En 1886, veinteañero, cuando ya ha perdido la fe en la que le educaron -era difícil mantenerla, siendo un lector tan voraz- y cuando pretende prepararse para oposiciones (lo intenta con el latín, luego con la psicología, la lógica y la ética, pero será la cátedra de griego en Salamanca la que consiga obtener después de insistir durante siete años), se perfilan, en esta libreta manuscrita (Filosofía lógica), unas pocas evidencias consistentemente trabadas entre sí. La evidencia fundamental es el "hecho". Antes que cualquier idea o representación, están los hechos, concretos y plurales. El "hecho" es la verdadera existencia, lo percibido espontáneo: verdad por evidente. A partir de aquí, distingue entre existir y ser. Los hechos existen, las ideas son. Lo que existe tiene ser en el espacio y en el tiempo. Pero las ideas no están ni en el espacio ni en el tiempo, son de otro modo distinto al existir. Se trata de la oposición entre lo real y lo ideal. Muchas filosofías tienden a confundir estos dos planos y de ahí los idealismos; pero si el idealismo (metafísico) es un error, también lo es el grosero realismo.
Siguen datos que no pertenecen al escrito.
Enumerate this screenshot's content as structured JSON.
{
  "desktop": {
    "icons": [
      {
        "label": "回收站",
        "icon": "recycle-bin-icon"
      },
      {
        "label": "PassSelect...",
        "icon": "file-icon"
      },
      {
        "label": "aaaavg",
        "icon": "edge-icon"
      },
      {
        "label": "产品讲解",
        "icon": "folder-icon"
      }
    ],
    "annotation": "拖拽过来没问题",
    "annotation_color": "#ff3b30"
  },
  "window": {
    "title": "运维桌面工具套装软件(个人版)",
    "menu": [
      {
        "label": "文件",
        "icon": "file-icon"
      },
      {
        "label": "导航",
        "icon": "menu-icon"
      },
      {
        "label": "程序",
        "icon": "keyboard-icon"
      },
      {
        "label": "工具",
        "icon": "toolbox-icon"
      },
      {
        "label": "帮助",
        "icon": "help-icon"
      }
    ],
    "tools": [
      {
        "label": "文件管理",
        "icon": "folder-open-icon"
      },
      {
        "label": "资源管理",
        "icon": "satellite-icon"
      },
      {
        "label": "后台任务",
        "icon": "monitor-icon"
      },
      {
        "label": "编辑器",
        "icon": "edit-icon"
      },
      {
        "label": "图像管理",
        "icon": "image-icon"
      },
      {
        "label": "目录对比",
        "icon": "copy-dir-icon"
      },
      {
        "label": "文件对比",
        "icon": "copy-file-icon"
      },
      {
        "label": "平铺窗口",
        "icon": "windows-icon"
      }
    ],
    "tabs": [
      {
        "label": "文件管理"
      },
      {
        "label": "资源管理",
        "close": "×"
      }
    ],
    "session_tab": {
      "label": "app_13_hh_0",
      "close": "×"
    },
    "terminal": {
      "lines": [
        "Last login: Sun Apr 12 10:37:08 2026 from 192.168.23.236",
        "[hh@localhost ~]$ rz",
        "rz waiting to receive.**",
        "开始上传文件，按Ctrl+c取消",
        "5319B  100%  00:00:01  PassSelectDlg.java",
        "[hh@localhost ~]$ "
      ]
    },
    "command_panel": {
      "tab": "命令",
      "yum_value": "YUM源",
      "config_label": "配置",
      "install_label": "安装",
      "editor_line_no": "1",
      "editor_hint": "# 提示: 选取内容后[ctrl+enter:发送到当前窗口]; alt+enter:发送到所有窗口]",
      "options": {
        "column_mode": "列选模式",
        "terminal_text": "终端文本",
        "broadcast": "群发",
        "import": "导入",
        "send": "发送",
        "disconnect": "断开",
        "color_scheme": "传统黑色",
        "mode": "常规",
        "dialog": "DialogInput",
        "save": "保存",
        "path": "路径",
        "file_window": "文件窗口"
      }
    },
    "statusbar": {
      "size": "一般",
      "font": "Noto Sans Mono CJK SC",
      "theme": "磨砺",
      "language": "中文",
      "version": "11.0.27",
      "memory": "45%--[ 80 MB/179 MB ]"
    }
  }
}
El estudiante, que llegará a ser un miembro destacado de la Generación del 98, recuerda muy de cerca a Hume -en su filosofía y también por la precocidad-, pero sin la recaída en el escepticismo y sin el abandono de la ontología (metafísica). También, por muchos detalles, su pensamiento trae ecos de cierta filosofía del "sentido común", reconocible en el pensamiento español: Vives, Feijoo, Jovellanos, Balmes? "Me propongo dar una explicación lógica de las nociones metafísicas, resolver el valor positivo de las nociones suprasensibles? Fijar los límites entre lo real y lo ideal". Escribe con precisa claridad y avanza de manera ordenada y sistemática. He aquí al joven Unamuno.